The Naked and the Nude Appearances Quotes

How we cite our quotes: (Line)

Quote #1

For me, the naked and the nude
(By lexicographers construed
As synonyms that should express
The same deficiency of dress
Or shelter) stand as wide apart
As love from lies, or truth from art. (1-6)

Notice how the poem starts with an introduction of a person thinking and seeing in the world? That's a good indicator that we're going to be paying lots of attention to how he sees things—or, put another way: how things appear to him.

Quote #2

Lovers without reproach will gaze (7)

Our speaker's not alone in all his looking. (That would be creepy.) Nope, lots of lovers like to look at their partner's body. Remember the cliché "Beauty is in the eye of the beholder"? Well, our speaker is concentrating on the act of beholding.

Quote #3

In nakedness, anatomy; (9)

Nakedness is just nakedness, right? How do you see anything other than just skin?

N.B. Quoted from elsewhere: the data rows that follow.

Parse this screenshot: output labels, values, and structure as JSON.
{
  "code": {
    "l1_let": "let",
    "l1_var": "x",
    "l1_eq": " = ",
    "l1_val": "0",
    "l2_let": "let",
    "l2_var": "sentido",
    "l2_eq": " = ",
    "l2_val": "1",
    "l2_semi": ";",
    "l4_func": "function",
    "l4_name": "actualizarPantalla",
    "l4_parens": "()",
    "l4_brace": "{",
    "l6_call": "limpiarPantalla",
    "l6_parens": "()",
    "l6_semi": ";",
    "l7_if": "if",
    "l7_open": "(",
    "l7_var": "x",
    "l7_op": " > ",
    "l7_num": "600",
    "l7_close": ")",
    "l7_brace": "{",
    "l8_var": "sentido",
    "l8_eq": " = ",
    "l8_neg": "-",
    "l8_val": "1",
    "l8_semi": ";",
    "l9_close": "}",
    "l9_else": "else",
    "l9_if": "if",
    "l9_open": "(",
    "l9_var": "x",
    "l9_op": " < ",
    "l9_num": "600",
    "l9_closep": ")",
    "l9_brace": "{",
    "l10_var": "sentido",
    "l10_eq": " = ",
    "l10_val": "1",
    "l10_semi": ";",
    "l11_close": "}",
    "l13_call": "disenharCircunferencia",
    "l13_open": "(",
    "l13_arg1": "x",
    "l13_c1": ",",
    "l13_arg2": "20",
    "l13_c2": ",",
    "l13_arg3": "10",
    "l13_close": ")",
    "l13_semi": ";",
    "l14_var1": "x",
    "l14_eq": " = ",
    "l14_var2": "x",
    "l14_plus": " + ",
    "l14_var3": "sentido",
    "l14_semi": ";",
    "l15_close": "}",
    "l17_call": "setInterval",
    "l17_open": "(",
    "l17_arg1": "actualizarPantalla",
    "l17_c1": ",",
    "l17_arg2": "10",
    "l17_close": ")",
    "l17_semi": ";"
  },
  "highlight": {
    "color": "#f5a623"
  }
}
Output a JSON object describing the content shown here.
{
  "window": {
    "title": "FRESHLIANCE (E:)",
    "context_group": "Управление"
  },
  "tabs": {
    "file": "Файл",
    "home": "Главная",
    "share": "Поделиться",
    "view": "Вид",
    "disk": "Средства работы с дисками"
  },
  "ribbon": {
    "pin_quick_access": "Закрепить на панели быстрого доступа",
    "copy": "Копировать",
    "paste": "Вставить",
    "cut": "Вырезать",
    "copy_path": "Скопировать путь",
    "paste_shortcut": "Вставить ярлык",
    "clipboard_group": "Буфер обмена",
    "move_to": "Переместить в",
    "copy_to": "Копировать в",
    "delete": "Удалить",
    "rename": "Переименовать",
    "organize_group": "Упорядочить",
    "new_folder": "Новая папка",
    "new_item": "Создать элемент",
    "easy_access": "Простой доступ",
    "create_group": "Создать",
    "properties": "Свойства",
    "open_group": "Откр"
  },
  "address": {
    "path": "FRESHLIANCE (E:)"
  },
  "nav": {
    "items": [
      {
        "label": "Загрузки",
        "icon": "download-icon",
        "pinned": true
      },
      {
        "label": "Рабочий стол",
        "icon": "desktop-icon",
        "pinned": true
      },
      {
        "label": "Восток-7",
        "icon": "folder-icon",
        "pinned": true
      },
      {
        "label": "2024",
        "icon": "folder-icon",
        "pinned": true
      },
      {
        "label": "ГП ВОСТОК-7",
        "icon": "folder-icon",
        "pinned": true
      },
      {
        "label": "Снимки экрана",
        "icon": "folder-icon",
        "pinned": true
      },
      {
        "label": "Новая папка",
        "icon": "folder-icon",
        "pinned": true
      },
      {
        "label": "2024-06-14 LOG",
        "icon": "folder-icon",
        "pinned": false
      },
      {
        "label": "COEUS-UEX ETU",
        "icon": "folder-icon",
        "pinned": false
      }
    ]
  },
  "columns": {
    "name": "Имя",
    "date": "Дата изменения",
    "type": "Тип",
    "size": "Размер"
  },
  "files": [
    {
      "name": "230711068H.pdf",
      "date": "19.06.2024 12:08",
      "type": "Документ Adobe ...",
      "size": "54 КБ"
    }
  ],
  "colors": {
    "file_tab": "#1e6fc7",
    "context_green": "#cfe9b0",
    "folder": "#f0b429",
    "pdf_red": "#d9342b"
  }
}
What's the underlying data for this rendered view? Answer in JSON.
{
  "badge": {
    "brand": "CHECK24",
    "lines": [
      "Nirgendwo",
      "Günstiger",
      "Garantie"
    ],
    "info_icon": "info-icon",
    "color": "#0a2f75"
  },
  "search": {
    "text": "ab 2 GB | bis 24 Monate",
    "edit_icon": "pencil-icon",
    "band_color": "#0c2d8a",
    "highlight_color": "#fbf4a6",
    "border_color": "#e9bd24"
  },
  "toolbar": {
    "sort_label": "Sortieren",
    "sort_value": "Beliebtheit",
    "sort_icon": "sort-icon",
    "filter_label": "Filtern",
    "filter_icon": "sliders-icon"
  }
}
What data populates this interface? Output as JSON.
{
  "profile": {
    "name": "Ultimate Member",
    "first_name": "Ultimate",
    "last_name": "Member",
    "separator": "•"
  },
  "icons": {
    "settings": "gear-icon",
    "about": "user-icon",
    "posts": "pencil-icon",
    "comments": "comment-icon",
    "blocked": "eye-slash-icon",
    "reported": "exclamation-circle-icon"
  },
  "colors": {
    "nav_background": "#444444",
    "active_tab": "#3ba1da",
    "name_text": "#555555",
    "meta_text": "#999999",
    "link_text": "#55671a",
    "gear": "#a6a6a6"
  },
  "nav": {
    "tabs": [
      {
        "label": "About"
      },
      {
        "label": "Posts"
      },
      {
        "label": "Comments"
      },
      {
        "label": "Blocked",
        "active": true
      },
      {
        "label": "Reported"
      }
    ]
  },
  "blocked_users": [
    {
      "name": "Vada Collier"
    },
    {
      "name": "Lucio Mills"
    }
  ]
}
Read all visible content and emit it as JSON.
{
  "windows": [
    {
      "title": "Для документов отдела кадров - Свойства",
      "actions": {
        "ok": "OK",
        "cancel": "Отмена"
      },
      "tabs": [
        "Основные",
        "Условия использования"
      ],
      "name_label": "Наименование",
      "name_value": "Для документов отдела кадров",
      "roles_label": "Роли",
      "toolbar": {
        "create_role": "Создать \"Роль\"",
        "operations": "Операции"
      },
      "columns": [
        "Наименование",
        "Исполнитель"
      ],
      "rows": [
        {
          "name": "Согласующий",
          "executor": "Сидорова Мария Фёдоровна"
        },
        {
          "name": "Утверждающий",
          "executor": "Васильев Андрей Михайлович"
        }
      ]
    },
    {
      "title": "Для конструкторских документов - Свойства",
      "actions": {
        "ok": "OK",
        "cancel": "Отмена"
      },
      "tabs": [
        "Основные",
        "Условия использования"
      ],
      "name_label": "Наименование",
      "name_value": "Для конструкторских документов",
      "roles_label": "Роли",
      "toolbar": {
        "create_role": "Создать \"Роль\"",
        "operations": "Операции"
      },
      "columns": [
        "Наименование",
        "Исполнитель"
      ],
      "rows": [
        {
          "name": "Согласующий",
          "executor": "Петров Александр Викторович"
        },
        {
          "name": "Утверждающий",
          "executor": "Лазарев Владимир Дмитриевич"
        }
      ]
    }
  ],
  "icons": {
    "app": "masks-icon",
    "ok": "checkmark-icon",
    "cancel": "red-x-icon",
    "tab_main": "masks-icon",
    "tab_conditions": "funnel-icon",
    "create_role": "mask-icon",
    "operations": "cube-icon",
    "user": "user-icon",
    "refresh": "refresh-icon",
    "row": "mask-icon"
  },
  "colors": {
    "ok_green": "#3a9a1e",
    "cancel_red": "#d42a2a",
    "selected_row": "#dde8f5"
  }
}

Well, if you're a doctor, you're training to see through the skin (not literally—unless you're a radiologist). But doctors see the body as a set of symptoms. This means that, to them, the body appears to be something completely different from its surfaces.

Quote #4

While draping by a showman's trick
Their dishabille in rhetoric, (15-16)

And here's where the rubber hits the road. The nude uses language to appear to be something other than it is. It's showmanship. It's not like the nude is actually less naked than a naked person. No way. It's just that the nakedness (even here's it's called by the term "dishabille") is discussed in different terms.

Quote #5

naked skin (18)

Wait, isn't nakedness just the appearance of skin? So why the double emphasis on seeing a body's surface (skin) and its lack of clothing (nakedness)? We're betting that it's because it creates a subtle comparison. The nude is covered in something that's not quite skin. In fact, it's fancy language ("rhetoric") that makes the skin seem like something else entirely.